Tuesday, February 12, 2013

The Dance and Me

Its been a while since I've read a book thats moved me. I picked up this book in desperation on my way to the doc. Oriah Mountain Dreamer gave me the tools to help heal what was recently broken.

Me, my heart and my self worth.More than that, the hurt I felt and self flagellation that followed had driven me to a self destructive point.

The book, while by no means an answer to anything specific. Helped me to deal with my part in what happened, to take ownership of it, to forgive it and to love the humaness of my mistakes.

I sought to make it right with those who got hurt, those who were betrayed and sought forgiveness where neccessary. I also realised that I left my happiness and well being in other peoples hands.
As I slowly climb out of what can only be described as the toughest year since my dad died. I find more than anything I want peace of mind, and love for everyone.

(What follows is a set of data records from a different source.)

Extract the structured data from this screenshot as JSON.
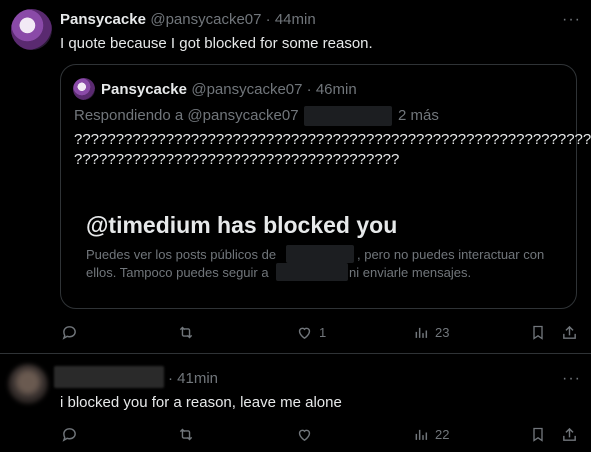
{
  "main_tweet": {
    "display_name": "Pansycacke",
    "handle_time": "@pansycacke07 · 44min",
    "text": "I quote because I got blocked for some reason.",
    "quote": {
      "display_name": "Pansycacke",
      "handle_time": "@pansycacke07 · 46min",
      "replying_prefix": "Respondiendo a @pansycacke07",
      "replying_suffix": "2 más",
      "text_line1": "???????????????????????????????????????????????????????????????",
      "text_line2": "???????????????????????????????????????",
      "blocked_title": "@timedium has blocked you",
      "blocked_desc_part1": "Puedes ver los posts públicos de",
      "blocked_desc_part2": ", pero no puedes interactuar con",
      "blocked_desc_part3": "ellos. Tampoco puedes seguir a",
      "blocked_desc_part4": "ni enviarle mensajes."
    },
    "actions": {
      "likes": "1",
      "views": "23"
    }
  },
  "reply_tweet": {
    "time": "· 41min",
    "text": "i blocked you for a reason, leave me alone",
    "actions": {
      "views": "22"
    }
  },
  "icons": [
    "more-icon",
    "reply-icon",
    "retweet-icon",
    "like-icon",
    "views-icon",
    "bookmark-icon",
    "share-icon"
  ],
  "colors": {
    "background": "#000000",
    "text": "#e7e9ea",
    "muted": "#71767b",
    "border": "#2f3336"
  }
}
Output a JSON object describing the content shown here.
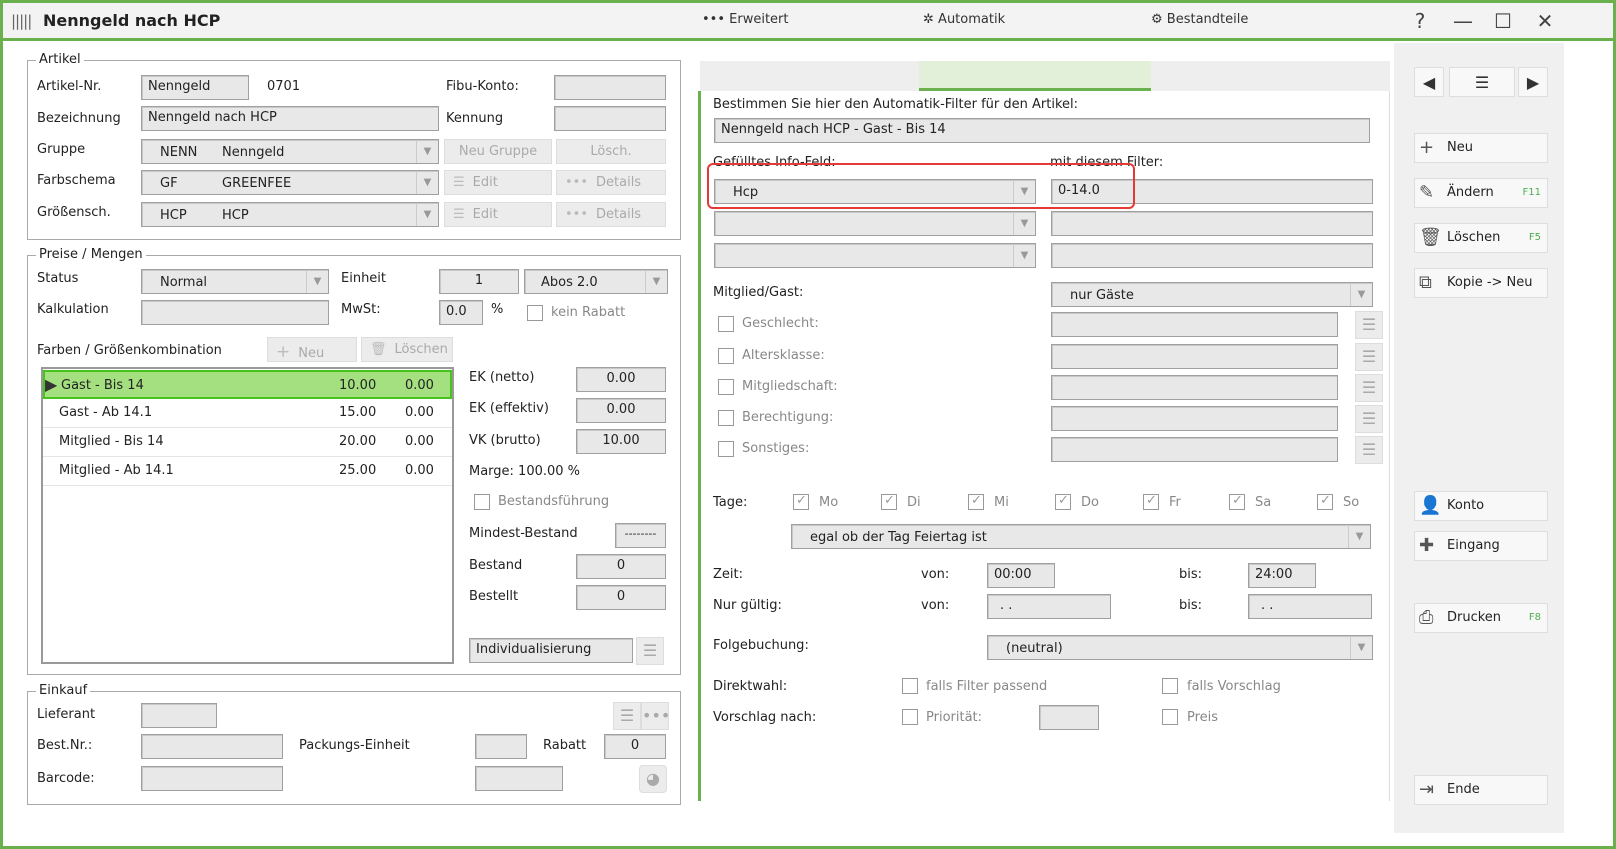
{
  "window": {
    "title": "Nenngeld nach HCP",
    "help": "?",
    "min": "—",
    "max": "☐",
    "close": "✕"
  },
  "artikel": {
    "group_title": "Artikel",
    "nr_label": "Artikel-Nr.",
    "nr_value": "Nenngeld",
    "nr_code": "0701",
    "fibu_label": "Fibu-Konto:",
    "fibu_value": "",
    "bez_label": "Bezeichnung",
    "bez_value": "Nenngeld nach HCP",
    "kennung_label": "Kennung",
    "kennung_value": "",
    "gruppe_label": "Gruppe",
    "gruppe_code": "NENN",
    "gruppe_name": "Nenngeld",
    "neu_gruppe": "Neu Gruppe",
    "losch": "Lösch.",
    "farb_label": "Farbschema",
    "farb_code": "GF",
    "farb_name": "GREENFEE",
    "groess_label": "Größensch.",
    "groess_code": "HCP",
    "groess_name": "HCP",
    "edit": "Edit",
    "details": "Details"
  },
  "preise": {
    "group_title": "Preise / Mengen",
    "status_label": "Status",
    "status_value": "Normal",
    "einheit_label": "Einheit",
    "einheit_value": "1",
    "einheit_combo": "Abos 2.0",
    "kalk_label": "Kalkulation",
    "kalk_value": "",
    "mwst_label": "MwSt:",
    "mwst_value": "0.0",
    "percent": "%",
    "kein_rabatt": "kein Rabatt",
    "farben_label": "Farben / Größenkombination",
    "neu": "Neu",
    "loeschen": "Löschen",
    "rows": [
      {
        "name": "Gast - Bis 14",
        "v1": "10.00",
        "v2": "0.00"
      },
      {
        "name": "Gast - Ab 14.1",
        "v1": "15.00",
        "v2": "0.00"
      },
      {
        "name": "Mitglied - Bis 14",
        "v1": "20.00",
        "v2": "0.00"
      },
      {
        "name": "Mitglied - Ab 14.1",
        "v1": "25.00",
        "v2": "0.00"
      }
    ],
    "ek_netto_label": "EK (netto)",
    "ek_netto": "0.00",
    "ek_eff_label": "EK (effektiv)",
    "ek_eff": "0.00",
    "vk_label": "VK (brutto)",
    "vk": "10.00",
    "marge": "Marge: 100.00 %",
    "bestand_fuehrung": "Bestandsführung",
    "mindest_label": "Mindest-Bestand",
    "mindest": "--------",
    "bestand_label": "Bestand",
    "bestand": "0",
    "bestellt_label": "Bestellt",
    "bestellt": "0",
    "individ": "Individualisierung"
  },
  "einkauf": {
    "group_title": "Einkauf",
    "lieferant_label": "Lieferant",
    "bestnr_label": "Best.Nr.:",
    "pack_label": "Packungs-Einheit",
    "rabatt_label": "Rabatt",
    "rabatt": "0",
    "barcode_label": "Barcode:"
  },
  "tabs": {
    "erweitert": "Erweitert",
    "automatik": "Automatik",
    "bestandteile": "Bestandteile"
  },
  "auto": {
    "intro": "Bestimmen Sie hier den Automatik-Filter für den Artikel:",
    "name": "Nenngeld nach HCP - Gast - Bis 14",
    "info_label": "Gefülltes Info-Feld:",
    "filter_label": "mit diesem Filter:",
    "info_value": "Hcp",
    "filter_value": "0-14.0",
    "mg_label": "Mitglied/Gast:",
    "mg_value": "nur Gäste",
    "geschlecht": "Geschlecht:",
    "alters": "Altersklasse:",
    "mitglied": "Mitgliedschaft:",
    "berecht": "Berechtigung:",
    "sonst": "Sonstiges:",
    "tage_label": "Tage:",
    "days": [
      "Mo",
      "Di",
      "Mi",
      "Do",
      "Fr",
      "Sa",
      "So"
    ],
    "feiertag": "egal ob der Tag Feiertag ist",
    "zeit_label": "Zeit:",
    "von": "von:",
    "bis": "bis:",
    "zeit_von": "00:00",
    "zeit_bis": "24:00",
    "gueltig_label": "Nur gültig:",
    "gueltig_von": ". .",
    "gueltig_bis": ". .",
    "folge_label": "Folgebuchung:",
    "folge_value": "(neutral)",
    "direkt_label": "Direktwahl:",
    "falls_filter": "falls Filter passend",
    "falls_vorschlag": "falls Vorschlag",
    "vorschlag_label": "Vorschlag nach:",
    "prioritaet": "Priorität:",
    "preis": "Preis"
  },
  "sidebar": {
    "neu": "Neu",
    "aendern": "Ändern",
    "aendern_key": "F11",
    "loeschen": "Löschen",
    "loeschen_key": "F5",
    "kopie": "Kopie -> Neu",
    "konto": "Konto",
    "eingang": "Eingang",
    "drucken": "Drucken",
    "drucken_key": "F8",
    "ende": "Ende"
  }
}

The dance helped me articulate what I was feeling and allowed me to express what I couldn't.



The Dance
I have sent you my invitation, the note inscribed on the palm of my hand by the fire of living. Don’t jump up and shout, "Yes, this is what I want! Let’s do it!" Just stand up quietly and dance with me.
Show me how you follow your deepest desires, spiralling down into the ache within the ache. And I will show you how I reach inward and open outward to feel the kiss of the Mystery, sweet lips on my own, everyday.
Don’t tell me you want to hold the whole world in your heart. Show me how you turn away from making another wrong without abandoning yourself when you are hurt and afraid of being unloved.
Tell me a story of who you are,
And see who I am in the stories I am living. And together we will remember that each of us always has a choice.
Don’t tell me how wonderful things will be . . . some day. Show me you can risk being completely at peace, truly OK with the way things are right now in this moment, and again in the next and the next and the next. . .
I have heard enough warrior stories of heroic daring. Tell me how you crumble when you hit the wall, the place you cannot go beyond by the strength of your own will. What carries you to the other side of that wall, to the fragile beauty of your own humanness?
And after we have shown each other how we have set and kept the clear, healthy boundaries that help us live side by side with each other, let us risk remembering that we never stop silently loving those we once loved out loud.
Take me to the places on the earth that teach you how to dance, the places where you can risk letting the world break your heart. And I will take you to the places where the earth beneath my feet and the stars overhead make my heart whole again and again.
Show me how you take care of business without letting business determine who you are. When the children are fed but still the voices within and around us shout that soul’s desires have too high a price, let us remind each other that it is never about the money.
Show me how you offer to your people and the world the stories and the songs you want our children’s children to remember, and I will show you how I struggle not to change the world, but to love it.
Sit beside me in long moments of shared solitude, knowing both our absolute aloneness and our undeniable belonging. Dance with me in the silence and in the sound of small daily words, holding neither against me at the end of the day.
And when the sound of all the declarations of our sincerest intentions has died away on the wind, dance with me in the infinite pause before the next great inhale of the breath that is breathing us all into being, not filling the emptiness from the outside or from within.
Don’t say, "Yes!"
Just take my hand and dance with me.
Oriah Mountain Dreamer

Wednesday, February 6, 2013

January Retrospective

January was a best of times and it was the worst of times.
Sounds a tad melodramatic but its true.



1. Losing stereotypes
I performed in Azaadville this passed weekend. While I do see why their call it the fourth holiest cities etc etc. The people were warm and welcoming and a laugh at themselves and me. I didn't know what a Kolvid was, I said I thought it was a biscuit (many laughs were had at this)


2. Losing habits

To say I have conquered my smoking habit doesn't even begin to describe the absolute happiness I feel at finally being free. I don't know what's made the difference this time. But even though I do sometimes feel the incredible urge to smoke from time to time. I am free.
*high fives self*

3. Losing Kg's

I have lost just over 5 kgs in the last month, bearing in mind 3 of us were gained because of #2, but still that's  10 bricks of butter that I am not carrying on my self any longer.

4. *Downstairs* health

Because of my PCOS i have always had issues with the regularity of most females. I am always accustomed to not getting my ladies business once a month. This month has been the worse and saw me visiting a gynae to have a small procedure done. ( I survived)

5. University
I am proud to announce that my niece is the first one on our family to attend University. I am so proud of her.

6. Operation move to CT
Is still going, just slowed down.

There was other stuff, the really bad stuff. But I will be grown up about it.Thats me.